Iles: Apparently building coffins and things like that. Then it became an opera house. But there are not a whole lot of images of the building. I am currently culling through all of that material to find the best things that I can.
Then there was W. Scott Dunne. He was responsible for the Texas Theatre in Oak Cliff and for the Fine Arts in Denton and several others around the state. How does the Fine Arts compare to the those?
Reimer: Part of the thing that's interesting about these theaters when you kind of dig around into that culture is that being different and looking different was a huge part of the marketing's game. The one in Denton, the Fine Arts Theatre, I would consider it kind of minimalist. They kind of spruced it up in the '50s and did some kind of mid-century modern things to it, but for the most part, when you dig through it, it's pretty minimal, which I am actually excited about. These minimalists ones, there not as common to see those. So it's pretty cool.
What kind of shape is the building in now?
Reimer: Not great. It's over 80 years old, so they are very, very expensive buildings to keep up. I mean, it's definitely in a stage where we need to fix it soon. So we're really really excited that we are able to figure something out before it got any worse.
So Martin talk a little bit about how you came into this project?
Iles: I've been a resident of Denton, on and off, since 1976. I actually went and saw "Young Frankenstein" in that theater with my parents in 1977, I believe. And I lived on the Square for almost 20 years in two different buildings. I would constantly see that theater outside and lament its lack of use as a theater. So my connection to it is serious. I feel like it's been an ongoing conversation that Jason and I have had for a long time. And when the possibility of his group being a part of that theater and seeing it revived, you know, was being seriously talked about, that was something I couldn't ignore.
So, Jason, you are part of the team that reopened the Texas Theatre in Oak Cliff. How will the Fine Arts Theatre and what gets programmed there differ from the Texas Theatre and what happens there?

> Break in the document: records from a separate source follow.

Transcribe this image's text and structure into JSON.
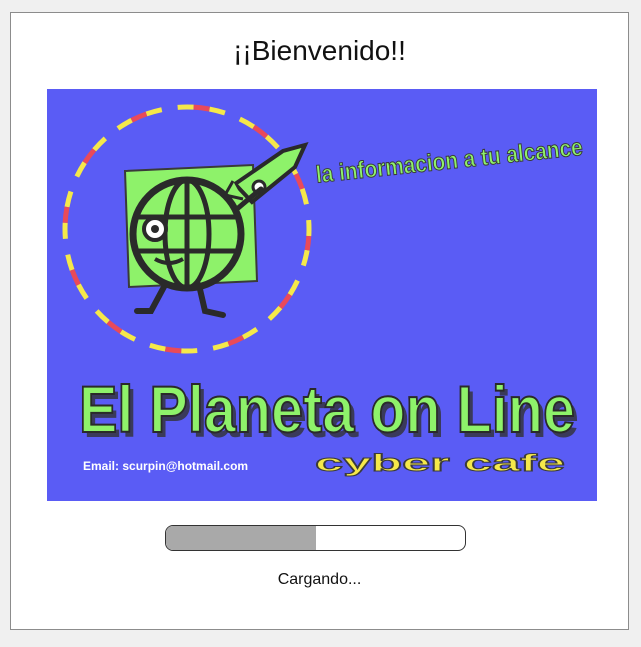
{
  "dialog": {
    "title": "¡¡Bienvenido!!",
    "status": "Cargando...",
    "progress_fraction": 0.5
  },
  "banner": {
    "tagline": "la informacion a tu alcance",
    "brand": "El Planeta on Line",
    "email": "Email: scurpin@hotmail.com",
    "subtitle": "cyber cafe",
    "colors": {
      "background": "#5a5cf5",
      "green": "#8ef26a",
      "yellow": "#f5e84a"
    },
    "logo_icon": "walking-globe-rocket-icon"
  }
}
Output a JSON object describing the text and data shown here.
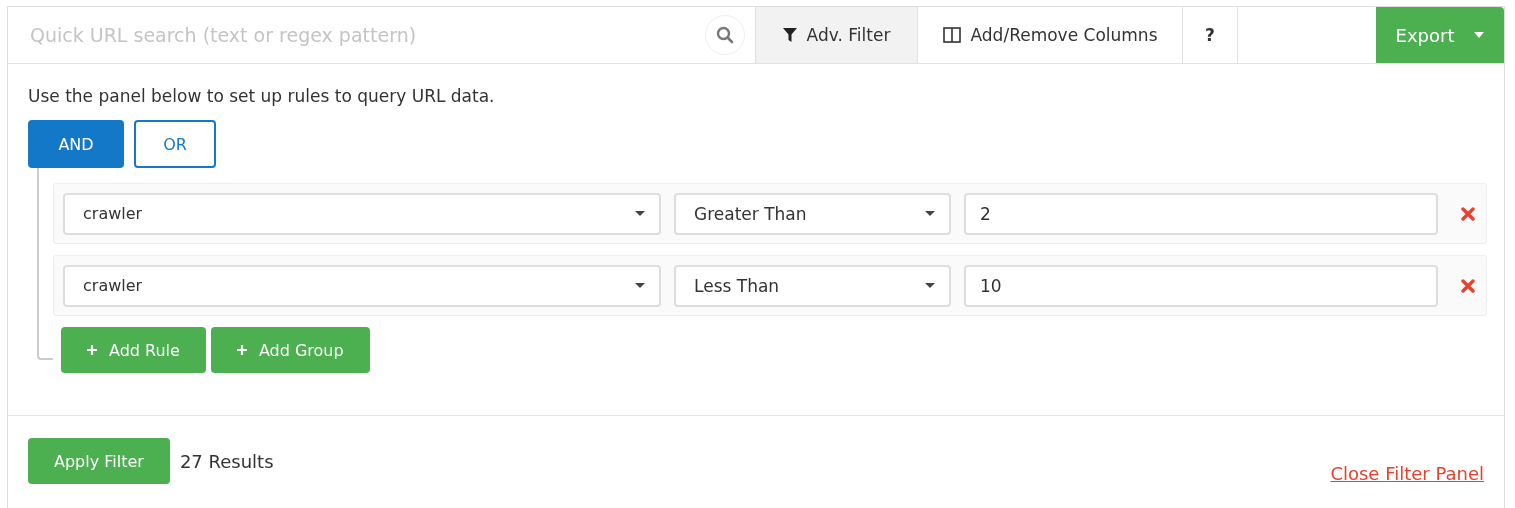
{
  "search": {
    "placeholder": "Quick URL search (text or regex pattern)"
  },
  "toolbar": [
    {
      "label": "Adv. Filter",
      "kind": "filter",
      "selected": true
    },
    {
      "label": "Add/Remove Columns",
      "kind": "columns",
      "selected": false
    },
    {
      "label": "?",
      "kind": "help",
      "selected": false
    }
  ],
  "export_button": {
    "label": "Export"
  },
  "intro": "Use the panel below to set up rules to query URL data.",
  "conjunctions": [
    {
      "label": "AND",
      "selected": true
    },
    {
      "label": "OR",
      "selected": false
    }
  ],
  "rules": [
    {
      "field": "crawler",
      "operator": "Greater Than",
      "value": "2"
    },
    {
      "field": "crawler",
      "operator": "Less Than",
      "value": "10"
    }
  ],
  "group_buttons": [
    {
      "label": "Add Rule"
    },
    {
      "label": "Add Group"
    }
  ],
  "apply_button": {
    "label": "Apply Filter"
  },
  "results": "27 Results",
  "close_link": "Close Filter Panel"
}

Reimer: It's really great for small distributors and filmmakers. We can now play them in two different places that are 40 miles apart. That is a huge advantage for the independent filmmaking community. At the same time, the young people and the filmmakers and the people that are involved in the community are going to use the theater for their own purposes and I have no way to predict what that's going to be.
What would an average week at this theater look like?
Iles: I would imagine maybe on a Saturday night, an industrial band playing music to an Italian horror film. On Sunday, an African-American church renting the space and using it. On Monday, an experimental animation group having meetings. On Tuesday, exchange students from India screening a Bollywood film. On Wednesday, a country and western band from Sanger playing. That's what my dream is.
It sounds more like a community center than a movie theater.
Reimer: Well, the key to that is exactly that. Like anyone that is worried about what we are programming, there's not a chance we are not going to bump into something that you like. It's just the way that it works.
And what do you want to do for opening night?
Iles: We kind of have an idea about revisiting the past, the very first movie that premiered there in 1935, "We're in the Money." It's a comedy. It just seems appropriate that it would be great to play it again and maybe play around with some things of that era.
Reimer: Martin looked it up, and they had a kind of Harvest Festival in front of the theater which we are going to look into.
Iles: And you know these are all working ideas. It will probably get much more elaborate.
Reimer: Van Halen is going to perform.
Iles: Yes, and fireworks. Live horses running around the Square.
Interview responses have been lightly edited for clarity and length.